None of which was going to work here.
But Barnabas Marsh was a presence, and a powerful one, radiant with a sense of age. She kept speaking to him, seeking a way through the gulf between them, the same as she always did. No matter what the species, there always seemed to be a way, always something to which she could attune—an image, a sound, a taste, some heightened sense that overwhelmed her and, once she regained her equilibrium, let her use it as the key in the door that would open the way for more.
She spoke to him of the sea, the most obvious thing, because no matter what the differences between them, they had that much in common. It flowed in each of them, water and salt, and they’d both come from it; he was just closer to returning, was all. Soon she felt the pull of tides, the tug of currents, the cold wet draw of gravity luring down, down, down to greater depths, then the equipoise of pressure, and where once it might’ve crushed, now it comforted, a cold cocoon that was both a blanket and a world, tingling along her skin with news coming from a thousand leagues in every direction—
And with a start she realised that the sea hadn’t been her idea at all.
She’d only followed where he led. Whether Marsh meant to or not.

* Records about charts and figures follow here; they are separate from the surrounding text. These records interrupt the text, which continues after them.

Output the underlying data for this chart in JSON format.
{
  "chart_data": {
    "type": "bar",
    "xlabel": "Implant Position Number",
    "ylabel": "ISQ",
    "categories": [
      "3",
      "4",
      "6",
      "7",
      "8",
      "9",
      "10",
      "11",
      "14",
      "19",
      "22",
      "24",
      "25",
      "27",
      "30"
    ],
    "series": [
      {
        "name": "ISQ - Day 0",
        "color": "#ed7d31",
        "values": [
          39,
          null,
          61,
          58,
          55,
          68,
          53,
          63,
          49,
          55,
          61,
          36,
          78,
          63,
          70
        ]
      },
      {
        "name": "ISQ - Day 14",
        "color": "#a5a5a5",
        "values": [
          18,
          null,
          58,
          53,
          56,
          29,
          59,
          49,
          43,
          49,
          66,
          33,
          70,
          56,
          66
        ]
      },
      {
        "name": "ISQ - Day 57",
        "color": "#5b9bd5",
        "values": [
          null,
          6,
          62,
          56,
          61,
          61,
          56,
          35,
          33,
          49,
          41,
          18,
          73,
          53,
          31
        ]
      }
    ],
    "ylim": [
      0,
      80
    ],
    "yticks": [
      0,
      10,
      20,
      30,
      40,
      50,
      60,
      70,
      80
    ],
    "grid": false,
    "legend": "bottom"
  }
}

Kerry looked him in his cold, inhuman eyes, not knowing quite what lay behind them, until she began to get a sense that the sea was all that lay behind them. The sea was all he thought of, all he wanted, all that mattered, a yearning so focused that she truly doubted she could slip past it to ferret out what was so special about now. What they all sensed happening now, just as they had fifteen years ago.
It was all one and the same, of course, bound inextricably together, but first they had to reclaim the sea.
* * *
And so it went the rest of the day, with one after another of this sad parade of prisoners, until she’d seen nearly twenty of them. Nothing that she would’ve dared call progress, just inklings of impressions, snippets of sensations, none of it coalescing into a meaningful whole, and all of it subsumed beneath a churning ache to return to the sea. It was their defence against her, and she doubted they even knew it.
Whatever was different about her, whatever had enabled her to whisper with creatures that she and the rest of the world found more appealing, it wasn’t made to penetrate a human-born despair that had hardened over most of a century.
There was little light remaining in the day when she left the prison in defeat, and little enough to begin with. It was now a colourless world of approaching darkness. She walked a straight line, sense of direction lost in the clammy mist that clung to her as surely as the permeating smell of the prisoners. She knew she had to come to the island’s edge eventually, and if she saw another human being before tomorrow, it would be too soon.
Escovedo found her anyway, and she had to assume he’d been following all along. Just letting her get some time and distance before, what, her debriefing? Kerry stood facing the water as it slopped against a shoreline of rocks the size of piled skulls, her hand clutching the inner fence. By now it seemed that the island was less a prison than a concentration camp.